Object Detection Approaches to Identifying Hand Images with High Forensic Values
Thanh Thi Nguyen, Campbell Wilson, Imad Khan, Janis Dalins
TL;DR
The paper tackles identifying hand images with high forensic value by evaluating YOLOv8 and Vision Transformer detectors across multiple datasets, including a newly semi-automatically labeled 11k hands set. It demonstrates that YOLOv8 variants generally outperform DETR/DETA models and that training on a diverse, combined dataset yields the strongest generalization, enabling rapid extraction of high-forensic-value frames from images and videos. The work provides bounding-box labels for the 11k hands dataset, compares model performance across EgoHands, Open Images, and combined data, and presents a practical pipeline for forensic analysts to prioritize frames for review while addressing ethical considerations.
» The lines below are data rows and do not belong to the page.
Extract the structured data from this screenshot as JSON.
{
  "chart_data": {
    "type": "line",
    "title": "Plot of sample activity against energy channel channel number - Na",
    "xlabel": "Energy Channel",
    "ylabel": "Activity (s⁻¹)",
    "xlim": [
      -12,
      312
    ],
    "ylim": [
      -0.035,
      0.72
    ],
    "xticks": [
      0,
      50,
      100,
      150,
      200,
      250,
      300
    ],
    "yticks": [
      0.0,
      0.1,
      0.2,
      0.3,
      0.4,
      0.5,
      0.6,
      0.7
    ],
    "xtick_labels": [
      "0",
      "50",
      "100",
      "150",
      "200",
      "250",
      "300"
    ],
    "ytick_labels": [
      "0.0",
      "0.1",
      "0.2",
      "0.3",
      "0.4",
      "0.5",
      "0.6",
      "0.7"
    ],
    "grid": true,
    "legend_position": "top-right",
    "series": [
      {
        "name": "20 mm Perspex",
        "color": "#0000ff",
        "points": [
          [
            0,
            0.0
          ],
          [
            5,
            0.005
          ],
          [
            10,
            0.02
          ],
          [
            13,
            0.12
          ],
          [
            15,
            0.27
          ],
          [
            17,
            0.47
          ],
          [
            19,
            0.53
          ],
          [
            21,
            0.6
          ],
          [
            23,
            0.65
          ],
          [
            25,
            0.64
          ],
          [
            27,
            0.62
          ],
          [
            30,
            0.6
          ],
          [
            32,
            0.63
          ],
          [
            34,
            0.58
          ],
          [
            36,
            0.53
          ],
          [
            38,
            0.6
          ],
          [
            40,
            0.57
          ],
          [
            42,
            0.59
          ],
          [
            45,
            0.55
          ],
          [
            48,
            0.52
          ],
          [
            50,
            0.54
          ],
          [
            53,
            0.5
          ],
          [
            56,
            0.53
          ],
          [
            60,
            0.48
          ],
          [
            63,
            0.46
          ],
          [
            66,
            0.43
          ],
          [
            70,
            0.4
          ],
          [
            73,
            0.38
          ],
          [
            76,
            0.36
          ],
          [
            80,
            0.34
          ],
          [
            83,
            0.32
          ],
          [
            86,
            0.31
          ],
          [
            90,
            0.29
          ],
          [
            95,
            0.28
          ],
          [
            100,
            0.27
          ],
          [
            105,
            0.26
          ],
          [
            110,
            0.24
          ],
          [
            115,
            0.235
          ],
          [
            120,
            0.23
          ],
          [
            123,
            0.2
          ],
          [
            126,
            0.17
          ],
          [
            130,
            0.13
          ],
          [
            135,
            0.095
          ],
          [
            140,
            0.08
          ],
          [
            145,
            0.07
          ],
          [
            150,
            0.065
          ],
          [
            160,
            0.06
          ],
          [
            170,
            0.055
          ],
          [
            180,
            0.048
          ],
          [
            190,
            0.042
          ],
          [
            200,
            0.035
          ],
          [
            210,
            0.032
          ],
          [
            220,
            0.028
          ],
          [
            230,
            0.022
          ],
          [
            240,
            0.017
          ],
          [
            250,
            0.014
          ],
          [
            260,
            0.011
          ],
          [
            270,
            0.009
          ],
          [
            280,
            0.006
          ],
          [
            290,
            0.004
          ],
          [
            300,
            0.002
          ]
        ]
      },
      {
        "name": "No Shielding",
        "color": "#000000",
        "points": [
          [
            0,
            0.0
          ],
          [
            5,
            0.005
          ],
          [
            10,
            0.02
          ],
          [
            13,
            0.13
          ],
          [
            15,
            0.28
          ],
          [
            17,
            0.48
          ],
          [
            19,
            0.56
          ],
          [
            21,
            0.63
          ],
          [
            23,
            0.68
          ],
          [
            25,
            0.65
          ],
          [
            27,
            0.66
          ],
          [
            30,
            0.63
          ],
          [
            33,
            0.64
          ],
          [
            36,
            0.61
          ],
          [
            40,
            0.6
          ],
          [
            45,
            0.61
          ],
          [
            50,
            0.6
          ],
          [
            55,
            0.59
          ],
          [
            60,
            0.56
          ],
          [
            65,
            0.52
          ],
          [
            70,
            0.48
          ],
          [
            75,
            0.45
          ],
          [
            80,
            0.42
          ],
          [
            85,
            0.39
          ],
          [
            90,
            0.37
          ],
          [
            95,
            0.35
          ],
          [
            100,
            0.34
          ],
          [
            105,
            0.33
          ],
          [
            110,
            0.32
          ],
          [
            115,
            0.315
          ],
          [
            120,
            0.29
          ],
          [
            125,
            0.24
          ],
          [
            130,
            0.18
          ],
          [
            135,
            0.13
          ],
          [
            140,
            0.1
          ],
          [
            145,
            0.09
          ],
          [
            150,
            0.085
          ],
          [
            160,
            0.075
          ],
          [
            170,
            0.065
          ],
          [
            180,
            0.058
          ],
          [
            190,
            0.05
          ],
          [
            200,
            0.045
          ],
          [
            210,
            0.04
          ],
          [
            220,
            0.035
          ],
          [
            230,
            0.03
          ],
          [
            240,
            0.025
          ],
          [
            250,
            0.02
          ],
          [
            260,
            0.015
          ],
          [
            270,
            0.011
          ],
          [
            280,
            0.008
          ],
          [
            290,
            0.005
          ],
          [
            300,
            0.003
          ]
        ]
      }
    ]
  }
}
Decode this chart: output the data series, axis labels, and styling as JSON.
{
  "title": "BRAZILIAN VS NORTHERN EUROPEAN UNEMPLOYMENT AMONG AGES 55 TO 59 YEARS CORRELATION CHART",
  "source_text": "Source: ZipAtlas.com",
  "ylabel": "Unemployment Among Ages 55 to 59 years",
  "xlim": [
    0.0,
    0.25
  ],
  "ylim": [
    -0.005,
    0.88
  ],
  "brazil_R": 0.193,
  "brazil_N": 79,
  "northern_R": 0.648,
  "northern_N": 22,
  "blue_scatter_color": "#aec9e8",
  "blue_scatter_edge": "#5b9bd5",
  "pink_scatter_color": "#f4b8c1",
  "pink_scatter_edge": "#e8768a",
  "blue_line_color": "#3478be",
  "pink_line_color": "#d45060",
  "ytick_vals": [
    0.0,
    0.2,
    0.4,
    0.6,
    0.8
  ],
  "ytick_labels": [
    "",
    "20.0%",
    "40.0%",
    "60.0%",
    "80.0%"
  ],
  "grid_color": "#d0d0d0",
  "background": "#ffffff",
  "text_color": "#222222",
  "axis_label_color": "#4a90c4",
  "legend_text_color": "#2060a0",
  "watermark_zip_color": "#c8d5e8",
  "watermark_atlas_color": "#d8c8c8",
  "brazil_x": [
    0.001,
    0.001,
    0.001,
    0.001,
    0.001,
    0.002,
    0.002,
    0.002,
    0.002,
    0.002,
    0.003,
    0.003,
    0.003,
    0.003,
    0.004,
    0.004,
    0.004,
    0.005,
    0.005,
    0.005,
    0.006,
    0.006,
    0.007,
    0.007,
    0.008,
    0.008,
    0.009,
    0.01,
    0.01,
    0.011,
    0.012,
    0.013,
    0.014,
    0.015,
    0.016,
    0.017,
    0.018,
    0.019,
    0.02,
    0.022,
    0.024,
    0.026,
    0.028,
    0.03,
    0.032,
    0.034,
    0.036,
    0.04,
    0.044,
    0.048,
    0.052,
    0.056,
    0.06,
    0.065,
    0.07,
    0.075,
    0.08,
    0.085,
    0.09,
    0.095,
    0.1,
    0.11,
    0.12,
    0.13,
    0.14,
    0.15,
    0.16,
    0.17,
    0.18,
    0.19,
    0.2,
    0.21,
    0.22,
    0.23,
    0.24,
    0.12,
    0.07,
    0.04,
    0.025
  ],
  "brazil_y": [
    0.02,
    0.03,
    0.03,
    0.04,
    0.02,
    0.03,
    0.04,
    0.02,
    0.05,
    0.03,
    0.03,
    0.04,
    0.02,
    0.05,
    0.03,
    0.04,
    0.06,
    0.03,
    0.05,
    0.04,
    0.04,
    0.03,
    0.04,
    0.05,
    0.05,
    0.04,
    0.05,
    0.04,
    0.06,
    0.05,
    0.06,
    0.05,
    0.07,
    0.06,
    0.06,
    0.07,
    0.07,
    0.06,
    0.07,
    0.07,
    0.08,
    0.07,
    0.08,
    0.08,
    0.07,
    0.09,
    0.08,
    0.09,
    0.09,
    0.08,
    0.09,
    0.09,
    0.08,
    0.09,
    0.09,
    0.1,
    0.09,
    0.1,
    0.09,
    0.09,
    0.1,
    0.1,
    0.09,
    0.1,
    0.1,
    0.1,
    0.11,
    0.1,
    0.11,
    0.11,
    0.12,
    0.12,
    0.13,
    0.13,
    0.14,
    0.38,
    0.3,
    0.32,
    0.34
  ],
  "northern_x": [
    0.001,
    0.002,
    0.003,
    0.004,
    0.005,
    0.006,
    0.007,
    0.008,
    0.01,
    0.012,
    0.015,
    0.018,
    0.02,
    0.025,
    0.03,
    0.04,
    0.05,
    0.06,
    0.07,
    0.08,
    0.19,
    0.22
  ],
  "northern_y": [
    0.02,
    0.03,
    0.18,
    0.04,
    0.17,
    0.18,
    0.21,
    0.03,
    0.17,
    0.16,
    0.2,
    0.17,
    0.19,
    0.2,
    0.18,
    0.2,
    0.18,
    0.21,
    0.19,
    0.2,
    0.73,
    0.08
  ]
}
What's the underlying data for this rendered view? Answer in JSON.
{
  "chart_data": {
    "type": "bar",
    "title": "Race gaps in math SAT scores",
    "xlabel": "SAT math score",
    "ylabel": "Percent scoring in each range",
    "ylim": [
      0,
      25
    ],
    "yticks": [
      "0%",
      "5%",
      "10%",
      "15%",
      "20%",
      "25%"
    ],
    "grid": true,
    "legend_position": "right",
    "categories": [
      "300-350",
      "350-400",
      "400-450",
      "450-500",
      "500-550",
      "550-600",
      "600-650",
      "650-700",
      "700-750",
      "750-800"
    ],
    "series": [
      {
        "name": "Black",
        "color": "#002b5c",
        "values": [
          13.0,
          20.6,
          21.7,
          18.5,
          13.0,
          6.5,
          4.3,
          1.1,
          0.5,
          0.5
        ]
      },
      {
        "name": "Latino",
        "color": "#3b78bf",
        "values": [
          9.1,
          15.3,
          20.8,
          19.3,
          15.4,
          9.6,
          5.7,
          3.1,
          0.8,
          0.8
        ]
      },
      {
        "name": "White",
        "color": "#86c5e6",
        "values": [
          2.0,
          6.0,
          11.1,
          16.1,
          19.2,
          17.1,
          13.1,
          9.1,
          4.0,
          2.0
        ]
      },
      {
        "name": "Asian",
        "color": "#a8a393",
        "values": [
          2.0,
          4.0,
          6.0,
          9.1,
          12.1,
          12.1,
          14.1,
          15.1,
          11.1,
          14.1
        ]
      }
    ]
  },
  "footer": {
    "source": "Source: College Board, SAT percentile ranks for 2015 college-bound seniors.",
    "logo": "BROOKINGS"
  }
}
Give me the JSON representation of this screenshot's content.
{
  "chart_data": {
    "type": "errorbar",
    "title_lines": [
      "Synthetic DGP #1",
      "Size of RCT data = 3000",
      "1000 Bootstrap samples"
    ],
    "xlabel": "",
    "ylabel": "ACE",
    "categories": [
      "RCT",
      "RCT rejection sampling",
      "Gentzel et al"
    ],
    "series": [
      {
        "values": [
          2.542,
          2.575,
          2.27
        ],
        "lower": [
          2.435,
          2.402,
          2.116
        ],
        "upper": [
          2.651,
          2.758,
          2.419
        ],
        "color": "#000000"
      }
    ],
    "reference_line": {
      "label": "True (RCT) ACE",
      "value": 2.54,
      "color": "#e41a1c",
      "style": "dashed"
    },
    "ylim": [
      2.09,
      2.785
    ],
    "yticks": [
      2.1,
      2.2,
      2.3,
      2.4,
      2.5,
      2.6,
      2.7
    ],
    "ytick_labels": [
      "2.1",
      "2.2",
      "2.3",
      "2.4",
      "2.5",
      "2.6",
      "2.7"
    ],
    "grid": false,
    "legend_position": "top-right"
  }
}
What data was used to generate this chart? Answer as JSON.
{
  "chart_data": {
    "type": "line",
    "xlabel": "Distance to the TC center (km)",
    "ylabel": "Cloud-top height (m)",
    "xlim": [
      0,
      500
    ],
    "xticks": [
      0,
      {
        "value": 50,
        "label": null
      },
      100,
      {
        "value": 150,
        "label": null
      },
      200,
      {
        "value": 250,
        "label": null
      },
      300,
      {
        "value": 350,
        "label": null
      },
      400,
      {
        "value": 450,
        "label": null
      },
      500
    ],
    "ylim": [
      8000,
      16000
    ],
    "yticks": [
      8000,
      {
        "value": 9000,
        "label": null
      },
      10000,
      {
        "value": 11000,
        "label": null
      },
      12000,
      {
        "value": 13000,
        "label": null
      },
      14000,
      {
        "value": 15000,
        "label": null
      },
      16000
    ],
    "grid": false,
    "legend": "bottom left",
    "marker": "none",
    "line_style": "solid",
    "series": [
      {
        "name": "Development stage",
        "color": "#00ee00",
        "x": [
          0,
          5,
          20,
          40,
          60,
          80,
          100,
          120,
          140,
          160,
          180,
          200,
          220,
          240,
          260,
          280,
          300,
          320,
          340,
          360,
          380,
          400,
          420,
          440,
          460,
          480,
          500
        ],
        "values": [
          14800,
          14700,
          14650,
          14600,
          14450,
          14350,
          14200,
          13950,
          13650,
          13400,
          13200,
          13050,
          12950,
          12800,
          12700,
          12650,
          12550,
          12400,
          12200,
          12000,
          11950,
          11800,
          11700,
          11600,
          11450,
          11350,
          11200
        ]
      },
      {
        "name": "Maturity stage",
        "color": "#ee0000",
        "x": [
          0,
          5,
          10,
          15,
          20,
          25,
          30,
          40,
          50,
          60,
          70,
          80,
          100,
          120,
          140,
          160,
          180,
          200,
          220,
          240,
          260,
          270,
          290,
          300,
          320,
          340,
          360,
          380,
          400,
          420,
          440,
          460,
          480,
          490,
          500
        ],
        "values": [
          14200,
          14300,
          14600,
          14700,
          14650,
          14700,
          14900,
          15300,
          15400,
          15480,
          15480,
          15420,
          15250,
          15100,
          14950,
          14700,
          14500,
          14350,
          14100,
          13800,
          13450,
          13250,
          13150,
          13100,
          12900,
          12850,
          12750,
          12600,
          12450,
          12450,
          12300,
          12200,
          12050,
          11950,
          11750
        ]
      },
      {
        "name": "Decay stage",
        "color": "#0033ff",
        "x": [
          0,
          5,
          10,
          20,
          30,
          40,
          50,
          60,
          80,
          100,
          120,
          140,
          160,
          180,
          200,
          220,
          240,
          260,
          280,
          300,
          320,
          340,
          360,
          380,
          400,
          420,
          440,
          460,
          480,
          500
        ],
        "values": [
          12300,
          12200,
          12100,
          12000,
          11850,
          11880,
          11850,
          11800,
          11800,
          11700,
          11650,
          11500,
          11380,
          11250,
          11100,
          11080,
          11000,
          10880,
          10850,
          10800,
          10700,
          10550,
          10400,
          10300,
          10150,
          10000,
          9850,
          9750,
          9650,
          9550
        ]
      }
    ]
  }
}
Overall, the approach offers a scalable, data-driven tool to streamline forensic image analysis and reduce expert workload, with plan for future handling of occlusion, lighting, and privacy concerns.
Abstract
Forensic science plays a crucial role in legal investigations, and the use of advanced technologies, such as object detection based on machine learning methods, can enhance the efficiency and accuracy of forensic analysis. Human hands are unique and can leave distinct patterns, marks, or prints that can be utilized for forensic examinations. This paper compares various machine learning approaches to hand detection and presents the application results of employing the best-performing model to identify images of significant importance in forensic contexts. We fine-tune YOLOv8 and vision transformer-based object detection models on four hand image datasets, including the 11k hands dataset with our own bounding boxes annotated by a semi-automatic approach. Two YOLOv8 variants, i.e., YOLOv8 nano (YOLOv8n) and YOLOv8 extra-large (YOLOv8x), and two vision transformer variants, i.e., DEtection TRansformer (DETR) and Detection Transformers with Assignment (DETA), are employed for the experiments. Experimental results demonstrate that the YOLOv8 models outperform DETR and DETA on all datasets. The experiments also show that YOLOv8 approaches result in superior performance compared with existing hand detection methods, which were based on YOLOv3 and YOLOv4 models. Applications of our fine-tuned YOLOv8 models for identifying hand images (or frames in a video) with high forensic values produce excellent results, significantly reducing the time required by forensic experts. This implies that our approaches can be implemented effectively for real-world applications in forensics or related fields.